Nevertheless, according to data from Jihad Analytics, the nation continues to be the second most frequently attacked nation worldwide by the Islamic State terrorist organization.
Jihad Analytics specializes on open-source intelligence, data, and cyberjihad.
According to the group’s study for January to June 2022, Nigeria saw 305 attacks, with Iraq recording the most (337), and Syria coming in third (142).
President Muhammadu Buhari has stated that his administration is winning the war against terrorism as this is taking place.
The criminal and terrorist actions of ISWAP in the North West, North Central, and strikes in the South West.
The raid on the Kuje Medium Security Correctional Centre in Abuja on July 5, during which hundreds of alleged Boko Haram commanders and other criminals fled, was claimed by the group.

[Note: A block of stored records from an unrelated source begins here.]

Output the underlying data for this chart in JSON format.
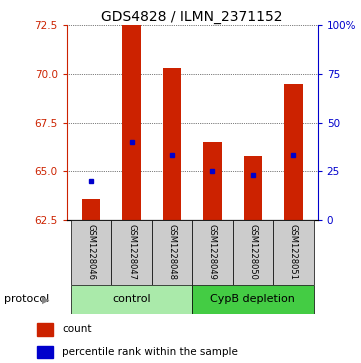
{
  "title": "GDS4828 / ILMN_2371152",
  "samples": [
    "GSM1228046",
    "GSM1228047",
    "GSM1228048",
    "GSM1228049",
    "GSM1228050",
    "GSM1228051"
  ],
  "bar_bottom": 62.5,
  "red_tops": [
    63.55,
    72.5,
    70.3,
    66.5,
    65.8,
    69.5
  ],
  "blue_markers": [
    64.5,
    66.5,
    65.85,
    65.0,
    64.82,
    65.85
  ],
  "ylim": [
    62.5,
    72.5
  ],
  "yticks_left": [
    62.5,
    65.0,
    67.5,
    70.0,
    72.5
  ],
  "yticks_right_vals": [
    0,
    25,
    50,
    75,
    100
  ],
  "bar_color": "#cc2200",
  "blue_color": "#0000cc",
  "bar_width": 0.45,
  "bg_sample_row": "#cccccc",
  "bg_group_control": "#aaeaaa",
  "bg_group_cyp": "#44cc44",
  "protocol_label": "protocol",
  "legend_red": "count",
  "legend_blue": "percentile rank within the sample",
  "title_fontsize": 10,
  "tick_fontsize": 7.5,
  "sample_fontsize": 6,
  "protocol_fontsize": 8,
  "legend_fontsize": 7.5
}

The attack on the elite Guards Brigade troops in Abuja, which resulted in the deaths of five soldiers, was also thought to have been planned by the group’s warriors.

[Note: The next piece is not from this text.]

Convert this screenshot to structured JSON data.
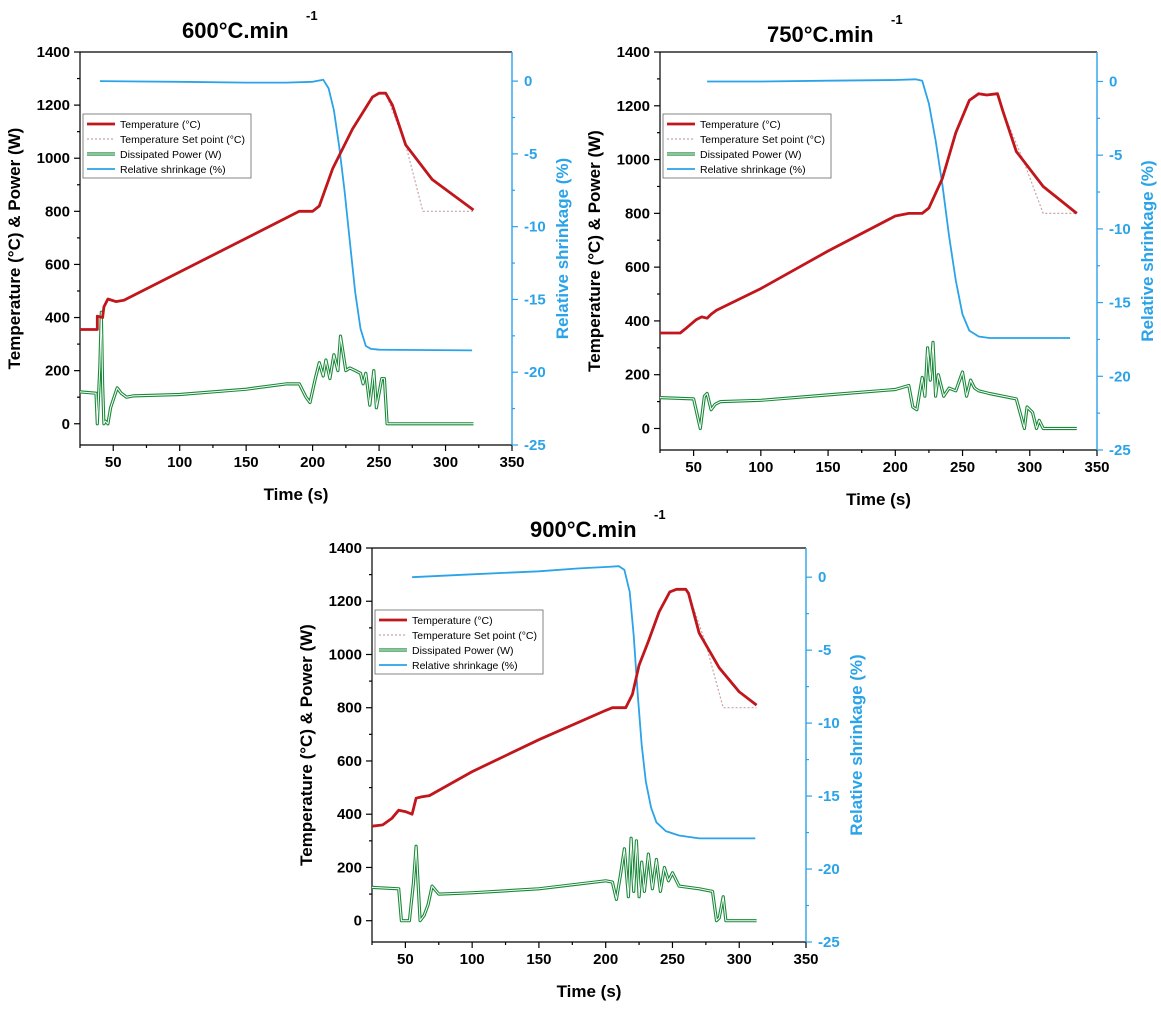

Since Buhari took office on May 29, 2015, his administration has allocated over N11.18 trillion for security.
The National Security Adviser, the Police Service Commission, and the Ministries of Defense, Interior, and Police Affairs are all included in this number.
A total of N626.39 billion was allotted, according to the 2015 Appropriation Act, which is available online at the Budget Office of the Federation.
For all aforementioned departments and agencies, it increased to N978.72bn in 2016, N1.12 trillion in 2017, N1.26 trillion by 2018, N1.33 trillion by 2019, N1.71 trillion by 2020, and N1.87 trillion by 2021.
When compared to the budgetary allocation in 2015, the amount grew by 262.39 percent to N2.27 trillion by 2022.
Following a meeting with security leaders at the Presidential Villa in Abuja on April 4, 2018, President Muhammadu Buhari approved $1 billion for military equipment.
Out of the $1 billion sanctioned by the President, the Ministry of Defence has spent $99.5 million on equipment for the Nigerian Army, Nigerian Navy, and Defense Intelligence Agency.
In 2018, Buhari informed the National Assembly that, prior to receiving parliamentary authorisation to withdraw the $1 billion from the Excess Crude Account, he had approved the payment of $496 million to the US government for the purchase of 12 Tucano aircraft.
The $1 billion armament fund, however, was the subject of controversy in March after National Security Advisor Maj Gen Babagana Monguno (retd.) claimed that the $1 billion intended to buy weapons to combat the insurgency had vanished.
Nigeria is one of the nations that spends the most on its military, according to the Stockholm International Peace Research Institute.